Tiba-tiba terdengar suara guntur yang mendukung suara detak jarum jam untuk menyadarkanku. Tapi percuma saja, gemuruh gaduh perasaanku mengalahkan suara guntur dan suara detak jarum jam. Aku memandang tubuh suamiku yang sudah terkulai lemas dengan wajah yang pucat penuh kengerian. Terlintas di pikiranku, peristiwa di sabtu malam, saat aku sedang bercinta dengan suamiku. Kami bercengkama, kami saling membalas dengan penuh nafsu sampai akhirnya waktu mencapai klimaks dia menyebut nama sekretarisnya. Tetapi anehnya kenapa saat dia menyebut nama sekretarisnya itu, aku sama sekali tidak kehilangan nafsu untuk bercinta dengannya.
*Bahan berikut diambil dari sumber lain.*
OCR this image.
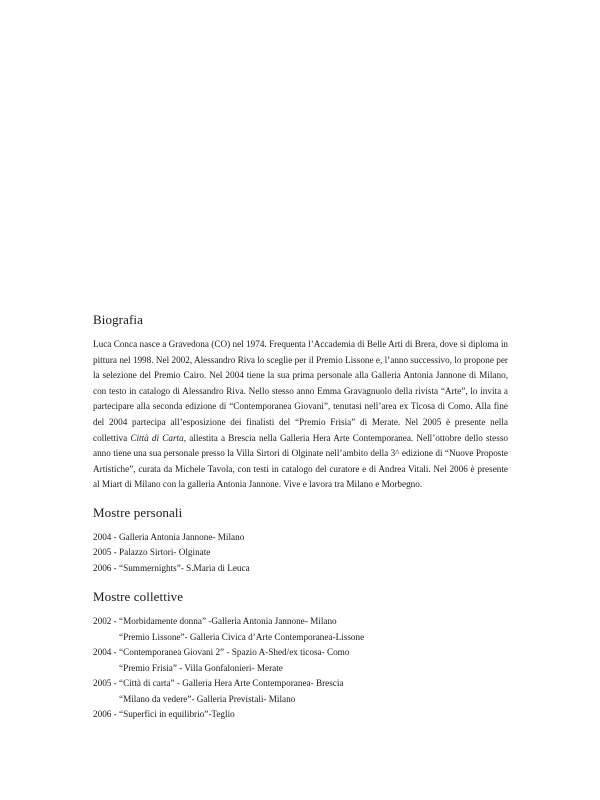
Biografia

Luca Conca nasce a Gravedona (CO) nel 1974. Frequenta l’Accademia di Belle Arti di Brera, dove si diploma in pittura nel 1998. Nel 2002, Alessandro Riva lo sceglie per il Premio Lissone e, l’anno successivo, lo propone per la selezione del Premio Cairo. Nel 2004 tiene la sua prima personale alla Galleria Antonia Jannone di Milano, con testo in catalogo di Alessandro Riva. Nello stesso anno Emma Gravagnuolo della rivista “Arte”, lo invita a partecipare alla seconda edizione di “Contemporanea Giovani”, tenutasi nell’area ex Ticosa di Como. Alla fine del 2004 partecipa all’esposizione dei finalisti del “Premio Frisia” di Merate. Nel 2005 è presente nella collettiva Città di Carta, allestita a Brescia nella Galleria Hera Arte Contemporanea. Nell’ottobre dello stesso anno tiene una sua personale presso la Villa Sirtori di Olginate nell’ambito della 3^ edizione di “Nuove Proposte Artistiche”, curata da Michele Tavola, con testi in catalogo del curatore e di Andrea Vitali. Nel 2006 è presente al Miart di Milano con la galleria Antonia Jannone. Vive e lavora tra Milano e Morbegno.

Mostre personali
2004 - Galleria Antonia Jannone- Milano
2005 - Palazzo Sirtori- Olginate
2006 - “Summernights”- S.Maria di Leuca
Mostre collettive
2002 - “Morbidamente donna” -Galleria Antonia Jannone- Milano
“Premio Lissone”- Galleria Civica d’Arte Contemporanea-Lissone
2004 - “Contemporanea Giovani 2” - Spazio A-Shed/ex ticosa- Como
“Premio Frisia” - Villa Gonfalonieri- Merate
2005 - “Città di carta” - Galleria Hera Arte Contemporanea- Brescia
“Milano da vedere”- Galleria Previstali- Milano
2006 - “Superfici in equilibrio”-Teglio
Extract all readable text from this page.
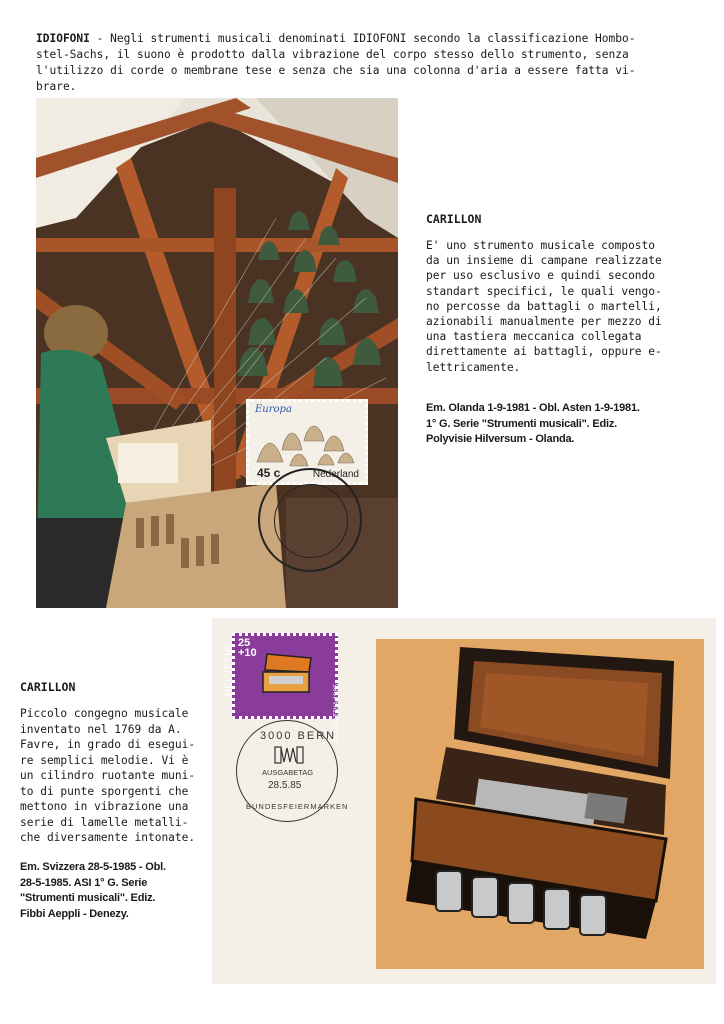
IDIOFONI - Negli strumenti musicali denominati IDIOFONI secondo la classificazione Hombo-
stel-Sachs, il suono è prodotto dalla vibrazione del corpo stesso dello strumento, senza
l'utilizzo di corde o membrane tese e senza che sia una colonna d'aria a essere fatta vi-
brare.
Europa
45 c	Nederland
CARILLON
E' uno strumento musicale composto
da un insieme di campane realizzate
per uso esclusivo e quindi secondo
standart specifici, le quali vengo-
no percosse da battagli o martelli,
azionabili manualmente per mezzo di
una tastiera meccanica collegata
direttamente ai battagli, oppure e-
lettricamente.
Em. Olanda 1-9-1981 - Obl. Asten 1-9-1981.
1° G. Serie "Strumenti musicali". Ediz.
Polyvisie Hilversum - Olanda.
25
+10
HELVETIA
PRO PATRIA 1985
3000 BERN
AUSGABETAG
28.5.85
BUNDESFEIERMARKEN
CARILLON
Piccolo congegno musicale
inventato nel 1769 da A.
Favre, in grado di esegui-
re semplici melodie. Vi è
un cilindro ruotante muni-
to di punte sporgenti che
mettono in vibrazione una
serie di lamelle metalli-
che diversamente intonate.
Em. Svizzera 28-5-1985 - Obl.
28-5-1985. ASI 1° G. Serie
"Strumenti musicali". Ediz.
Fibbi Aeppli - Denezy.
Hujan mulai turun semakin deras, malam tak lagi sunyi karena gaduhnya suara hujan, guntur dan detak jarum jam. Malam menjadi gaduh seperti hatiku yang sedang gaduh dengan perasaan-perasaanku. Semua kenangan buruk terdahulu terlintas secara berturut-turut di pikiranku. Aku teringat saat suamiku mengajakku makan malam di restoran mahal dengan alunan musik klasik. Aku kira saat itu dia sedang berusaha meminta maaf kepadaku karena telah selingkuh. Yang sebenarnya sih aku tidak berharap sedikit pun dia meminta maaf kepadaku. Dia memesankan makanan kesukaanku, dan dia berusaha bersikap ramah kepadaku, meski terlihat sangat dibuat-buat. Dia menatapku lama saat itu, dia berusaha mencari simpatiku lewat jendala mata hatiku. Dia berujar pelan bahwa dia ingin sekretarisnya menjadi istri keduanya, dan ia ingin aku mengijinkannya. Setelah mendengarnya mengatakan itu, aku langsung meninggalkannya, keluar dari restoran itu. Dia tidak berusaha mengejarku, dan memang aku tidak ingin dia mengejarku saat itu.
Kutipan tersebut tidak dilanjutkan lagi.